Book Review: More than a game, the computer games as fictional form (03 Sep 2004)
If you chose to work with computer games within academia in the nineties, you always had a dual purpose: to show what an interesting medium games are, and to prove that they are worthy of critical reading and scholarly attention. Looking for literature to cite and to quote was a struggle, and a thesis would be a patchwork, dealing as much with the possible usefulness of theory developed for other media as with the actual critical reading of the games. The book we were all looking for would contain a clear, precise and deceptively simple reading of a variety of games, something we could point to, disagree with or use to underline and expand our points, no matter what kind of computer-mediated games we were working with. The book we were looking for was More Than a Game, and Barry Atkins wrote it.

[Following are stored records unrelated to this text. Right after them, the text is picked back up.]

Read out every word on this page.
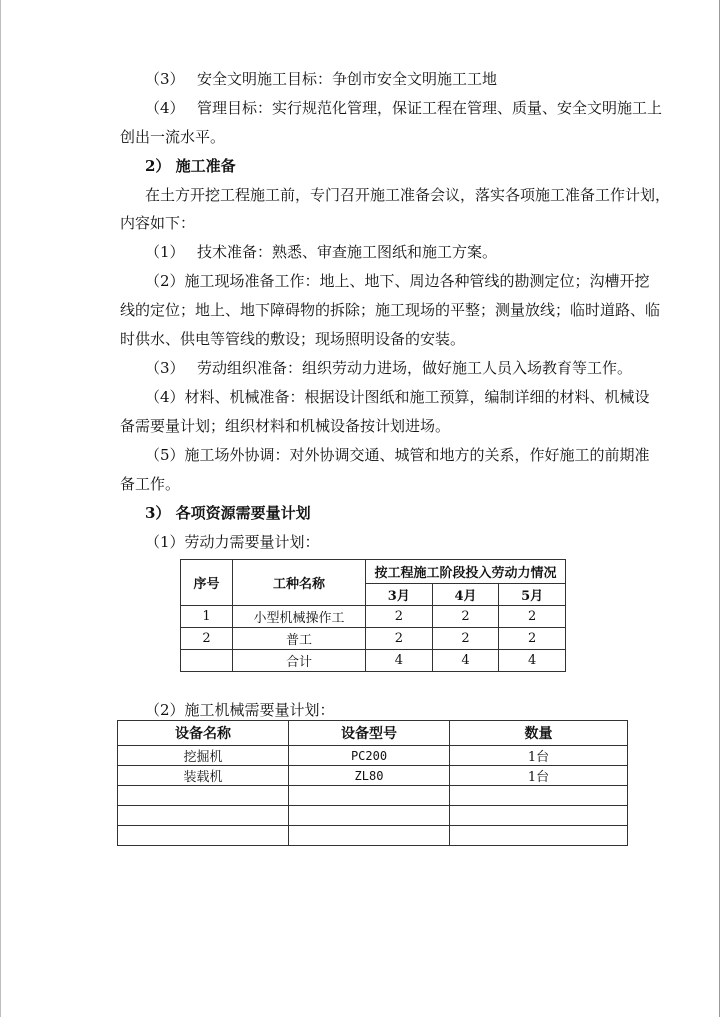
（3） 安全文明施工目标：争创市安全文明施工工地
（4） 管理目标：实行规范化管理，保证工程在管理、质量、安全文明施工上
创出一流水平。
2） 施工准备
在土方开挖工程施工前，专门召开施工准备会议，落实各项施工准备工作计划，
内容如下：
（1） 技术准备：熟悉、审查施工图纸和施工方案。
（2）施工现场准备工作：地上、地下、周边各种管线的勘测定位；沟槽开挖
线的定位；地上、地下障碍物的拆除；施工现场的平整；测量放线；临时道路、临
时供水、供电等管线的敷设；现场照明设备的安装。
（3） 劳动组织准备：组织劳动力进场，做好施工人员入场教育等工作。
（4）材料、机械准备：根据设计图纸和施工预算，编制详细的材料、机械设
备需要量计划；组织材料和机械设备按计划进场。
（5）施工场外协调：对外协调交通、城管和地方的关系，作好施工的前期准
备工作。
3） 各项资源需要量计划
（1）劳动力需要量计划：
序号	工种名称	按工程施工阶段投入劳动力情况		
		3月	4月	5月
1	小型机械操作工	2	2	2
2	普工	2	2	2
	合计	4	4	4
（2）施工机械需要量计划：
设备名称	设备型号	数量
挖掘机	PC200	1台
装载机	ZL80	1台
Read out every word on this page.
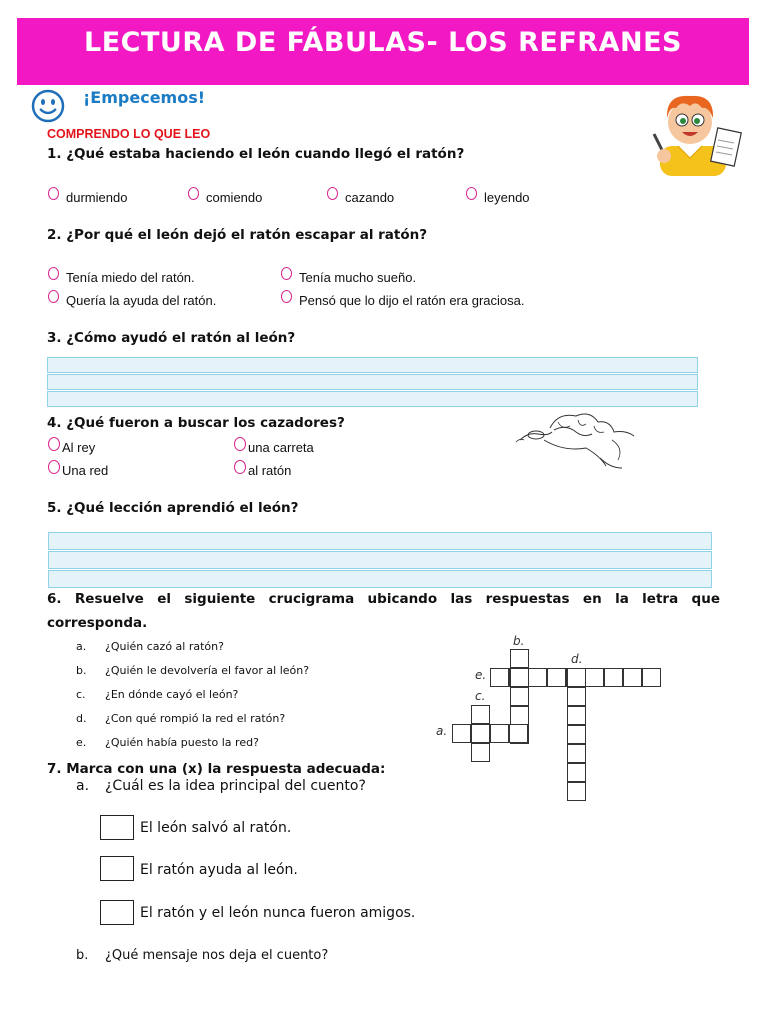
LECTURA DE FÁBULAS- LOS REFRANES
¡Empecemos!
COMPRENDO LO QUE LEO
1. ¿Qué estaba haciendo el león cuando llegó el ratón?
durmiendo	comiendo	cazando	leyendo
2. ¿Por qué el león dejó el ratón escapar al ratón?
Tenía miedo del ratón.	Tenía mucho sueño.
Quería la ayuda del ratón.	Pensó que lo dijo el ratón era graciosa.
3. ¿Cómo ayudó el ratón al león?
4. ¿Qué fueron a buscar los cazadores?
Al rey	una carreta
Una red	al ratón
5. ¿Qué lección aprendió el león?
6. Resuelve el siguiente crucigrama ubicando las respuestas en la letra que
corresponda.
a. ¿Quién cazó al ratón?
b. ¿Quién le devolvería el favor al león?
c. ¿En dónde cayó el león?
d. ¿Con qué rompió la red el ratón?
e. ¿Quién había puesto la red?
b.
d.
e.
c.
a.
7. Marca con una (x) la respuesta adecuada:
a. ¿Cuál es la idea principal del cuento?
El león salvó al ratón.
El ratón ayuda al león.
El ratón y el león nunca fueron amigos.
b. ¿Qué mensaje nos deja el cuento?
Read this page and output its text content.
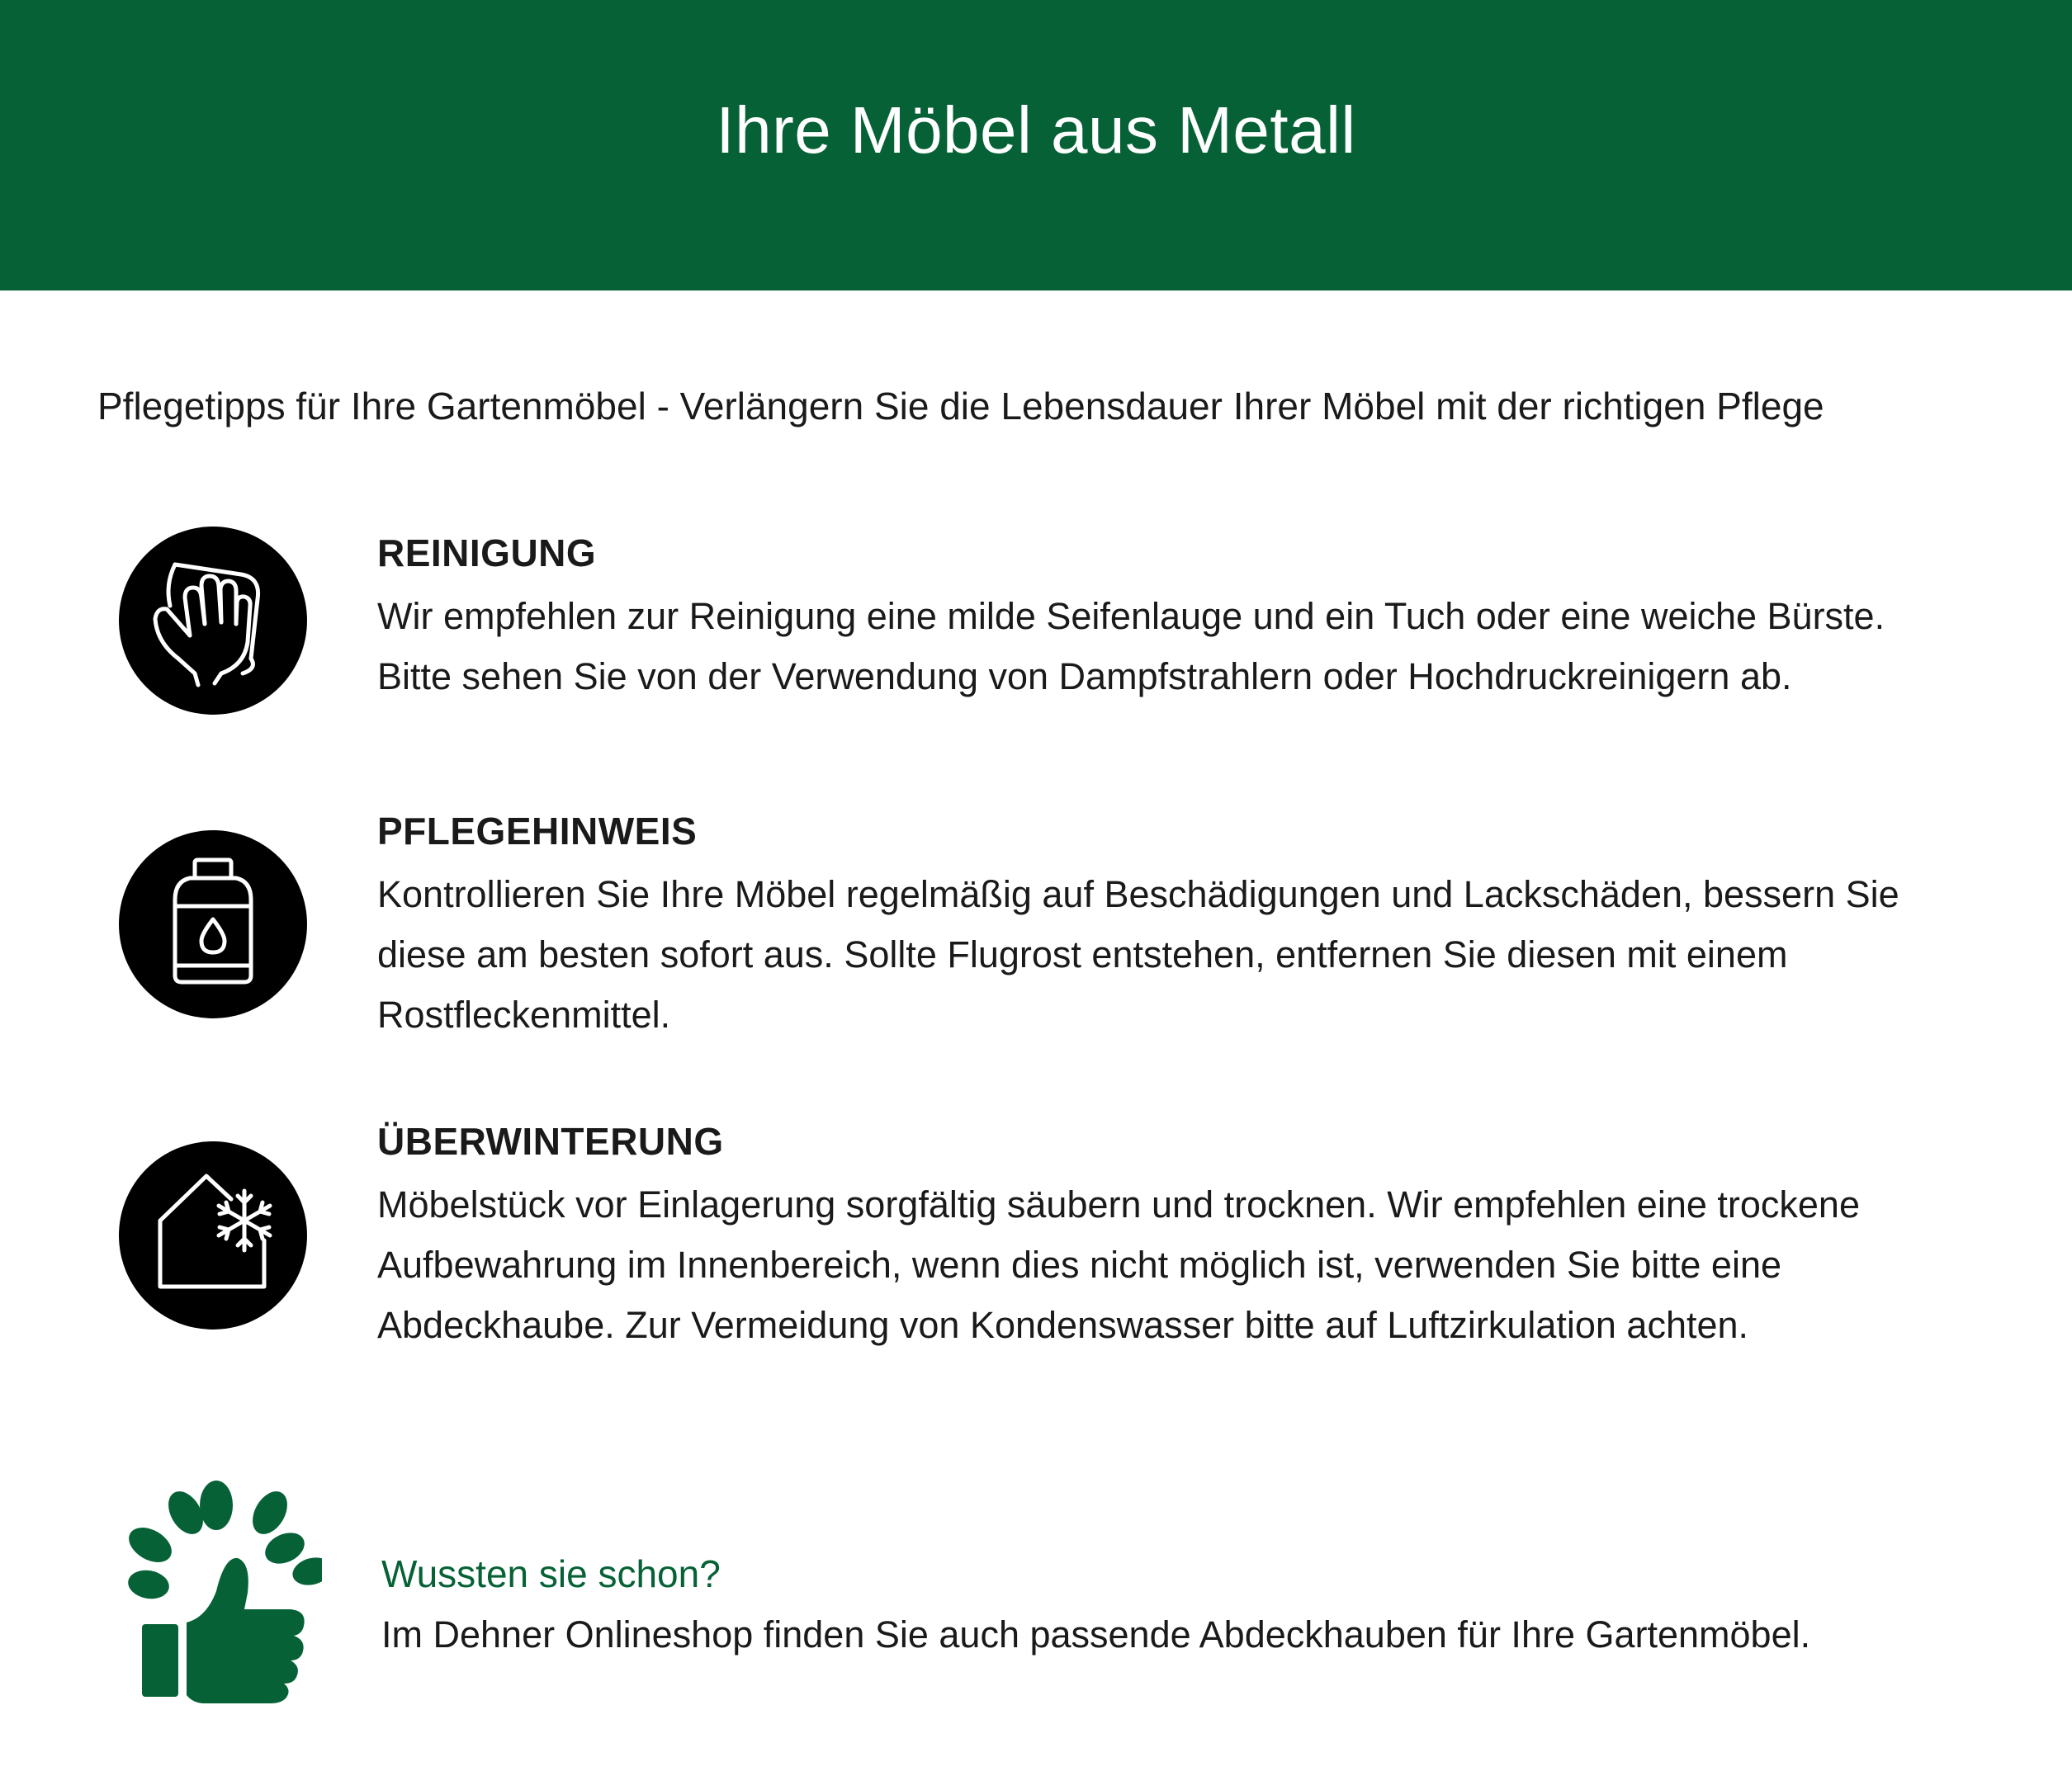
Ihre Möbel aus Metall

Pflegetipps für Ihre Gartenmöbel - Verlängern Sie die Lebensdauer Ihrer Möbel mit der richtigen Pflege

REINIGUNG
Wir empfehlen zur Reinigung eine milde Seifenlauge und ein Tuch oder eine weiche Bürste.
Bitte sehen Sie von der Verwendung von Dampfstrahlern oder Hochdruckreinigern ab.
PFLEGEHINWEIS
Kontrollieren Sie Ihre Möbel regelmäßig auf Beschädigungen und Lackschäden, bessern Sie
diese am besten sofort aus. Sollte Flugrost entstehen, entfernen Sie diesen mit einem
Rostfleckenmittel.
ÜBERWINTERUNG
Möbelstück vor Einlagerung sorgfältig säubern und trocknen. Wir empfehlen eine trockene
Aufbewahrung im Innenbereich, wenn dies nicht möglich ist, verwenden Sie bitte eine
Abdeckhaube. Zur Vermeidung von Kondenswasser bitte auf Luftzirkulation achten.
Wussten sie schon?
Im Dehner Onlineshop finden Sie auch passende Abdeckhauben für Ihre Gartenmöbel.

More Than a Game is a small, manageable work, in which Atkins presents his reading of four very different games. Starting out with Lara Croft, he reads single-user games, adventure, first person shooters and strategy games. The games he focuses on are Tomb Raider, Half-Life, Close Combat and SimCity. They span the range from fantasy by way of history to simulated present, and cover some of the most prominent genres of commercial single-user computer and video games in the nineties.
Atkins' reading of these games is tight. He has chosen to approach the games within the framework of literary theory, and he maintains his focus. Each game is seen clearly, and the presentation and interpretation of the games indicate that Barry Atkins has spent quite a bit of time at each type of game. The comparisons between interfaces are clear and cleverly observed, but perhaps the best observations in the book have to do with the reading of computer games as cultural artefacts, and the restrictions and options of the games read as significant expressions of the dominant paradigm. From the reading of SimCity:
The bottom line that can never be forgotten in SimCity is budget control and fiscal probity. Indulge in too many utopian impulses, and, unless you access the cheats and keep replenishing your 'simoleons', you will go bankrupt, your city will fall into decline and you will fail. Rather than the single 'no' of Lara Croft, we will be subject to a long line of petitioners complaining about where we have gone wrong. In particular, truly radical departures from the American model of consumer capitalism are simply not allowed for - the car remains king, you must go through a period of heavy industrial production which inevitably pollutes before you can concentrate on service industries or high-tech, low-impact industries, the skyscrapers still offer the most desirable vision of appropriate land-use, and there is a core progressivism that, despite the environmentalist concerns built into the game, drives the game ever onwards towards 'bigger', 'better', 'newer'. (Atkins 2003:129).